En 1726 Jonathan Swift publicó en forma anónima sus después famosos “Viajes de Gulliver”. Al estilo de los relatos de viajeros tan de moda en esos siglos (XVII-XVIII) la ficción se adentra, en rigor, en la crítica de las costumbres y, con mordacidad, ironía y sarcasmo las diversas narraciones van desnudando las habituales medianías de la humanidad.
Desde sus incursiones por Liliput (el país de la gente menuda), pasando por Brodingnag (el continente de los gigantes), hasta llegar a la región de los Houyhnhnms (comarca donde los equinos son los seres racionales y los “yahoo” aparecen como equivalentes al hombre pero en estado de degradación), el autor describe unas sugestivas paradojas en los extraños individuos que se suceden a lo largo de sus (muchas veces) grotescos relatos.

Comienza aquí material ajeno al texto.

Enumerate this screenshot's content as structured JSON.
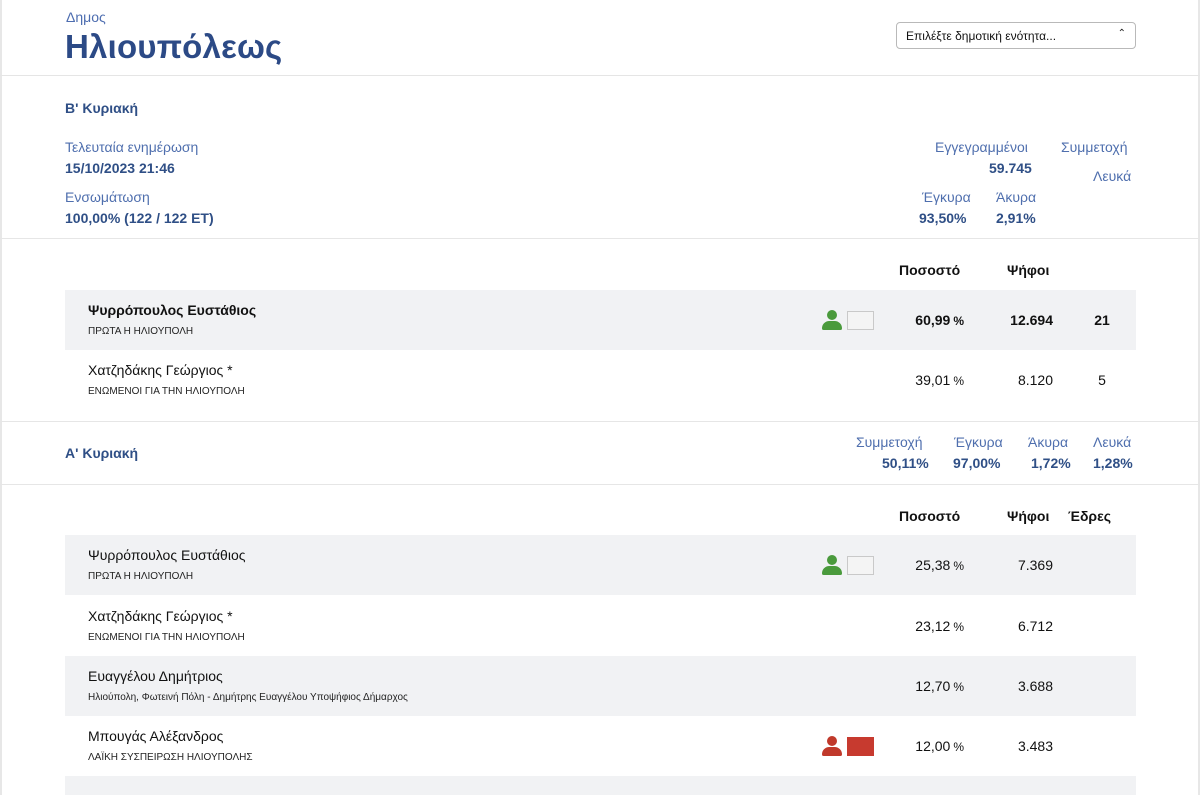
{
  "header": {
    "muni_label": "Δημος",
    "muni_name": "Ηλιουπόλεως",
    "select_placeholder": "Επιλέξτε δημοτική ενότητα..."
  },
  "round_b": {
    "title": "Β' Κυριακή",
    "last_update_label": "Τελευταία ενημέρωση",
    "last_update_value": "15/10/2023 21:46",
    "integration_label": "Ενσωμάτωση",
    "integration_value": "100,00% (122 / 122 ΕΤ)",
    "registered_label": "Εγγεγραμμένοι",
    "registered_value": "59.745",
    "turnout_label": "Συμμετοχή",
    "blank_label": "Λευκά",
    "valid_label": "Έγκυρα",
    "valid_value": "93,50%",
    "invalid_label": "Άκυρα",
    "invalid_value": "2,91%",
    "columns": {
      "percent": "Ποσοστό",
      "votes": "Ψήφοι"
    },
    "candidates": [
      {
        "name": "Ψυρρόπουλος Ευστάθιος",
        "party": "ΠΡΩΤΑ Η ΗΛΙΟΥΠΟΛΗ",
        "percent": "60,99",
        "votes": "12.694",
        "seats": "21",
        "icon": "person-icon",
        "icon_color": "#4a9a3c",
        "flag_color": "#f4f4f4",
        "winner": true
      },
      {
        "name": "Χατζηδάκης Γεώργιος *",
        "party": "ΕΝΩΜΕΝΟΙ ΓΙΑ ΤΗΝ ΗΛΙΟΥΠΟΛΗ",
        "percent": "39,01",
        "votes": "8.120",
        "seats": "5",
        "winner": false
      }
    ],
    "percent_sign": "%"
  },
  "round_a": {
    "title": "Α' Κυριακή",
    "turnout_label": "Συμμετοχή",
    "turnout_value": "50,11%",
    "valid_label": "Έγκυρα",
    "valid_value": "97,00%",
    "invalid_label": "Άκυρα",
    "invalid_value": "1,72%",
    "blank_label": "Λευκά",
    "blank_value": "1,28%",
    "columns": {
      "percent": "Ποσοστό",
      "votes": "Ψήφοι",
      "seats": "Έδρες"
    },
    "candidates": [
      {
        "name": "Ψυρρόπουλος Ευστάθιος",
        "party": "ΠΡΩΤΑ Η ΗΛΙΟΥΠΟΛΗ",
        "percent": "25,38",
        "votes": "7.369",
        "icon": "person-icon",
        "icon_color": "#4a9a3c",
        "flag_color": "#f4f4f4"
      },
      {
        "name": "Χατζηδάκης Γεώργιος *",
        "party": "ΕΝΩΜΕΝΟΙ ΓΙΑ ΤΗΝ ΗΛΙΟΥΠΟΛΗ",
        "percent": "23,12",
        "votes": "6.712"
      },
      {
        "name": "Ευαγγέλου Δημήτριος",
        "party": "Ηλιούπολη, Φωτεινή Πόλη - Δημήτρης Ευαγγέλου Υποψήφιος Δήμαρχος",
        "percent": "12,70",
        "votes": "3.688"
      },
      {
        "name": "Μπουγάς Αλέξανδρος",
        "party": "ΛΑΪΚΗ ΣΥΣΠΕΙΡΩΣΗ ΗΛΙΟΥΠΟΛΗΣ",
        "percent": "12,00",
        "votes": "3.483",
        "icon": "person-icon",
        "icon_color": "#c0392b",
        "flag_color": "#c73a2f"
      }
    ],
    "percent_sign": "%"
  }
}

En particular resulta llamativo su extenso viaje al reino de Laputa gobernado por un rey absoluto desde una isla flotante y cuyos extensos dominios terrestres están sometidos al influjo de sabios y academias promotores del progreso y (diríamos ahora) las más sofisticadas tecnologías. En este plano Swift ha incursionado (sin proponérselo) en el ámbito de la ciencia-ficción, pero dentro de unas contenidas coordenadas filosóficas.
Es en Lagado (capital de Laputa) donde Gulliver (el viajero) apunta la existencia de las tales academias “de proyectistas”, sorprendentes sujetos empeñados en la “construcción” de un universo “progresista” absolutamente desconectado del tiempo, del sentido y de la experiencia.
No me resisto (en este bochornoso verano que transcurrimos) a transcribir para los lectores de “El Cóndor” este sabrosísimo fragmento sobre la condición y actividades de dichos “iluminados”:
“Hacía unos cuarenta años subieron a Laputa para resolver negocios, o simplemente por diversión, ciertas personas que, después de cinco meses de permanencia, volvieron con un conocimiento muy superficial de matemáticas, pero con la cabeza llena de volátiles visiones adquiridas en aquella aérea región. Estas personas, a su regreso empezaron a mirar con disgusto el gobierno de todas las cosas de abajo y dieron en la ocurrencia de transformarlo todo: artes, ciencias, idiomas y oficios. A este fin se procuraron una patente real para erigir una Academia de proyectistas en Lagado; y de tal modo se extendió la fantasía entre el pueblo, que no hay en el reino ciudad alguna de importancia que no cuente con una de esas academias. En estos colegios los profesores discurren nuevos métodos y reglas… con ellos responden de que un hombre podrá hacer la tarea de diez, un palacio ser construido en una semana… y todo fruto de la tierra llegar a madurez en la estación que nos interese elegir y producir cien veces más que en el presente… El único inconveniente consiste en que todavía no se ha llevado ninguno de estos proyectos a la perfección; y, mientras tanto, los campos están asolados, las casas en ruinas y la gente sin alimentos y sin vestido. Todo esto, en lugar de desalentarlos, los lleva con cincuenta veces más violencia a persistir en sus proyectos… (En cambio mi guía) se había dado por contento con seguir los antiguos usos, vivir en las casas que sus antecesores habían edificado y proceder como siempre se procedió… sin innovación alguna. Algunas otras personas de calidad y principales habían hecho lo mismo; pero se las miraba con ojos de desprecio y malevolencia, como enemigos del arte, ignorantes y perjudiciales a la república, que ponen su comodidad y pereza por encima del progreso general de su país…”.
Hasta aquí el texto de Gulliver (o de Swift).
Brillante y sugestiva página que podemos aplicar en nuestra isla Agatáurica (L. Castellani) a muy diversas circunstancias humanas, desde las religiosas y litúrgicas (que son las primeras en mis modestos planos analógicos), hasta las políticas y económicas que fueron las que, antes que nada, imaginó el escritor.
Son evidentes las coincidencias entre Laputa y nuestra siempre utópica realidad nacional.
Las relecturas de verano no tienen por qué ser indigeribles “best sellers” de ocasión.
Los clásicos ofrecen muchas veces la palabra oportuna.